Australia may no longer be the lowest cost producer of milk in the world, but according to the report it remains far more competitive than the USA or EU, and the global market will need its surplus production for the foreseeable future, Mr Hunt says.

 

"This should ensure attractive pricing will remain in place for some time yet - bringing the prospect of solid returns for more efficient dairy farmers beyond the current drought."

 

For processors, Mr Hunt says the reduction in milk supply in the short term will exacerbate the situation of excess capacity and strong competition for milk. It will also force exporters to tighten their focus on high value markets given the inevitable product volumes, according to the report.

 

"Looking further ahead, companies will benefit from the expected development of stronger supply base and the prospect of an eventual return to production growth that will enable them to participate in attractive opportunities at home and abroad."

 

Rabobank Australia is a part of the international Rabobank Group, the world's leading specialist in food and agribusiness banking.
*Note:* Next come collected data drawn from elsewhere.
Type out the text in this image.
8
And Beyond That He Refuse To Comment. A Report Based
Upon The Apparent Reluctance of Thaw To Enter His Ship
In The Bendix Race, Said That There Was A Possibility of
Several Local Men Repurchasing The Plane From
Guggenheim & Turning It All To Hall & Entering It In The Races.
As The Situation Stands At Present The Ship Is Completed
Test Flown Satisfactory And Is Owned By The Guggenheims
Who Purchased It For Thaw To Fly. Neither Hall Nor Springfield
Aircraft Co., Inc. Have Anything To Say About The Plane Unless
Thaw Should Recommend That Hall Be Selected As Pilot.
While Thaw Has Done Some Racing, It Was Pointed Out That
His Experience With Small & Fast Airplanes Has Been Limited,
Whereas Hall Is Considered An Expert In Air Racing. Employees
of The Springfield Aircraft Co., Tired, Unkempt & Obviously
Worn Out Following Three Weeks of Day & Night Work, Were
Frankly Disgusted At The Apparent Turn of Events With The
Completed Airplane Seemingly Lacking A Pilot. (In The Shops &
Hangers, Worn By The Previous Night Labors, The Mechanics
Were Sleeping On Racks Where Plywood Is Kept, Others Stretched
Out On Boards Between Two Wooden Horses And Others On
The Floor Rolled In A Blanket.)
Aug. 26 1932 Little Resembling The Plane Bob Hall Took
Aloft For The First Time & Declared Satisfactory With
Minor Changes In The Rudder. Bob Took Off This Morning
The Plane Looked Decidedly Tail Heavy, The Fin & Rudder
Rabobank has more than 100 years' experience providing customised banking and finance solutions to businesses involved in all aspects of food and agribusiness. Rabobank has a AAA credit rating and, in recent years, has twice been awarded the title of the world's safest bank by Global Finance magazine. Rabobank operates in 35 countries, servicing the needs of more than nine million clients worldwide through a network of more than 1500 offices and branches. Rabobank Australia is one of Australia's leading rural lenders and a significant provider of business and corporate banking and financial services to the Australian food and agribusiness sector. The bank has 46 branches throughout Australia.